Danse
Reine, à l’aube d’une quarantaine prometteuse, s’était assignée pour but dans la vie de rattraper ses jeunes années gâchées par une aventure amoureuse qui s’était précocement soldée par un bébé femelle qui lui avait, ensuite, phagocyté les vingt années suivante. Elle s’était dévouée corps et âme à cet enfant qu’elle avait du mal à considérer comme un élément distinct de sa propre personne. Mère aimante et consciente de ses devoirs maternels dans toutes ses dimensions, elle s’était acharnée à maintenir une relation vivante entre sa fille et son père. Celui-ci étant l’incarnation même de l’inconstance, elle s’était constamment battue pour présenter à sa fille l’image valorisante d’un père digne d’amour et de respect. Tous les moyens étaient bons, des astuces les plus subtiles aux grosses ficelles de mensonges éhontés.

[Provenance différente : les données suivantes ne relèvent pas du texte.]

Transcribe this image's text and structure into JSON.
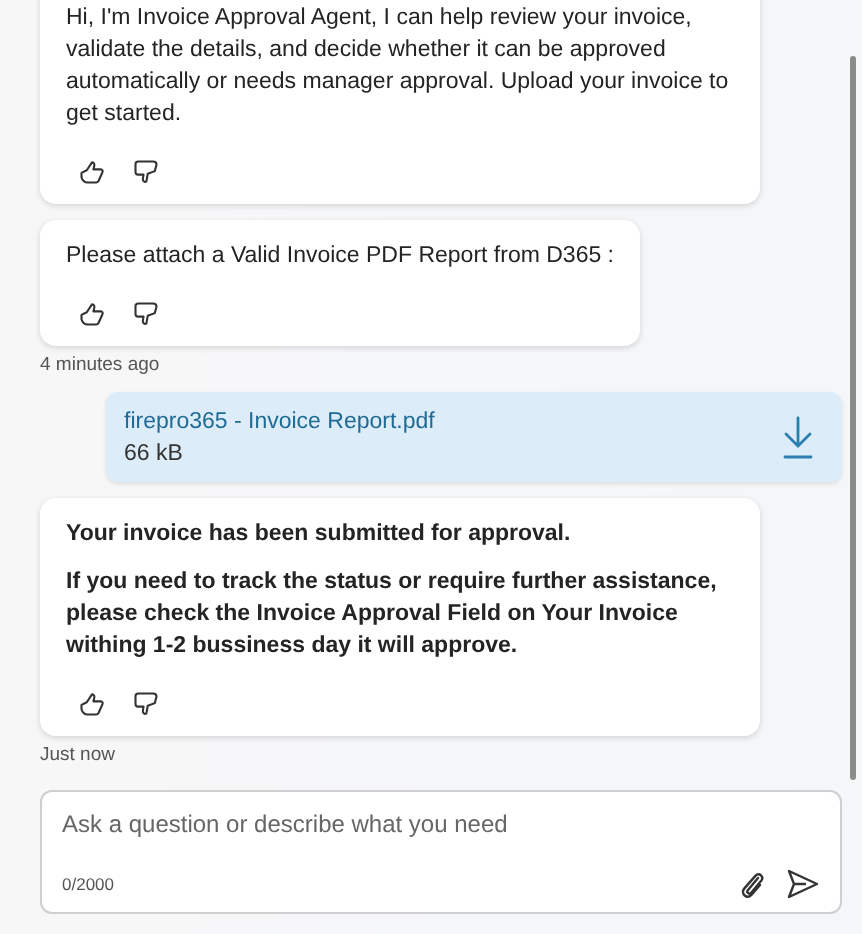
{
  "messages": [
    {
      "kind": "bot",
      "bold": false,
      "paragraphs": [
        "Hi, I'm Invoice Approval Agent, I can help review your invoice, validate the details, and decide whether it can be approved automatically or needs manager approval. Upload your invoice to get started."
      ]
    },
    {
      "kind": "bot",
      "bold": false,
      "paragraphs": [
        "Please attach a Valid Invoice PDF Report from D365 :"
      ],
      "timestamp": "4 minutes ago"
    },
    {
      "kind": "file",
      "name": "firepro365 - Invoice Report.pdf",
      "size": "66 kB"
    },
    {
      "kind": "bot",
      "bold": true,
      "paragraphs": [
        "Your invoice has been submitted for approval.",
        "If you need to track the status or require further assistance, please check the Invoice Approval Field on Your Invoice withing 1-2 bussiness day it will approve."
      ],
      "timestamp": "Just now"
    }
  ],
  "composer": {
    "placeholder": "Ask a question or describe what you need",
    "counter": "0/2000"
  }
}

Sa fille, maintenant élève infirmière, sur les traces de sa mère, et le père étant enfin casé, auprès d’une brave fille un peu niaise, mais de bonne volonté, amoureuse et bien pourvue, Reine pouvait, enfin, envisager l’existence sous un jour moins austère et même gratifiant.
Enfin, elle se sentait libre et dégagée de toute responsabilité ; il y avait bien sa mère, qui croulait sous une vieillesse heureuse et bêtifiante. Mais qu’y faire, sauf de l’assister de sa sollicitude ?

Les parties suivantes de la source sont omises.